Zambezi Kiwi

Living in Zimbabwe

It’s a stranger-than-fiction-story. One very, very white American woman is making headlines across the globe for pretending to be a black person. For years.

The shock reverberated through social media, the cries of disgust came from almost all quarters, and the only person who seemed to think nothing was wrong was Rachel Dolezal herself.

The former NAACP branch president and part-time African studies instructor is now in a tangle with the Spokane Ethics Committee for having possibly lied about race on her application when she was added to a police oversight board.

It’s the sort of story you couldn’t make up. The truth came gushing out when the crack in her fictional dam just couldn’t hold anymore. Her rather confused parents decided to publicly state (after several questioning phone calls) that their daughter was indeed white, and they were unsure why she was pretending otherwise.

Here’s Dolezal’s response.

“I identify as black,” she said. “Challenging the construct of race is at the core of evolving human consciousness.”

That’s right. Dolezal is claiming to be “transracial”.

Surely she settled the matter with that one little word:  “identify”? Obviously, for Dolezal, biological reality has nothing to do with identity – something the transgender community has been arguing for years – and she therefore believes feelings overrule facts.

This all makes perfect “trans” sense, of course. Her argument is entirely sound. If a man can identify as a woman, or a woman as a man, why on earth can’t a white person identify as black, or (like Michael Jackson), why can’t a black person identify as white? In fact, why can’t a human identify as a cow? Dolezal wasn’t lying to anyone, as far as she was concerned. She was simply being who she really was.

It didn’t matter how offensive this was to her real parents, or the community she claims to belong to. Neither did it matter whether or not she really did understand what it was like to be one of them, or whether being “pretend black” is different to being “biological black”. All that mattered were her feelings.

But, despite the clear “trans” logic Rachel Dolezal employed, which we might as well apply to age, weight, height and any other biological fact as we do to gender or race, she’s getting slammed.
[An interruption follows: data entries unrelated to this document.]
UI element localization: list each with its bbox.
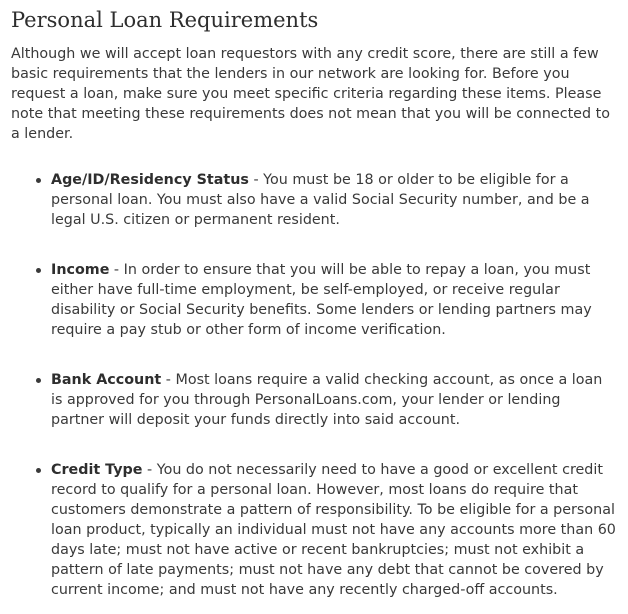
page-title: Personal Loan Requirements [11, 8, 319, 32]
requirement-text: - You must be 18 or older to be eligible for a personal loan. You must also have a valid Social Security number, and be a legal U.S. citizen or permanent resident. [51, 172, 590, 228]
requirements-list [11, 170, 618, 600]
requirement-term: Age/ID/Residency Status [51, 172, 249, 188]
requirement-term: Income [51, 262, 110, 278]
list-item-credit-type [51, 460, 618, 600]
requirement-text: - You do not necessarily need to have a good or excellent credit record to qualify for a personal loan. However, most loans do require that customers demonstrate a pattern of responsibility. To be eligible for a personal loan product, typically an individual must not have any accounts more than 60 days late; must not have active or recent bankruptcies; must not exhibit a pattern of late payments; must not have any debt that cannot be covered by current income; and must not have any recently charged-off accounts. [51, 462, 616, 598]
list-item-income [51, 260, 618, 340]
intro-paragraph: Although we will accept loan requestors with any credit score, there are still a few basic requirements that the lenders in our network are looking for. Before you request a loan, make sure you meet specific criteria regarding these items. Please note that meeting these requirements does not mean that you will be connected to a lender. [11, 46, 610, 142]
requirement-term: Credit Type [51, 462, 143, 478]
requirement-text: - In order to ensure that you will be able to repay a loan, you must either have full-time employment, be self-employed, or receive regular disability or Social Security benefits. Some lenders or lending partners may require a pay stub or other form of income verification. [51, 262, 592, 338]
requirement-text: - Most loans require a valid checking account, as once a loan is approved for you through PersonalLoans.com, your lender or lending partner will deposit your funds directly into said account. [51, 372, 603, 428]
list-item-bank-account [51, 370, 618, 430]
list-item-age-id-residency [51, 170, 618, 230]
requirement-term: Bank Account [51, 372, 162, 388]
Her fellow NAACP activist Kitara Johnson says she lied. Johnson, and many others, are offended, and say there are “truly some psychological issues at play”. How can choosing your identity be “lying” when it comes to race, but “expressing your true self” when it comes to gender? How can “psychological issues” be at play when a white woman pretends to be black, but not when a grown man pretends to be a woman?

It all reminds me of what the wonderful G.K. Chesterton wrote more than 100 years ago; “Truth, of course, must of necessity be stranger than fiction, for we have made fiction to suit ourselves.”

Indeed, in Dolezal’s mind, the fiction all made perfect sense:  there’s nothing strange about being a black woman. It only started to look a little strange, it only started to hurt those around her, when the truth got in the way.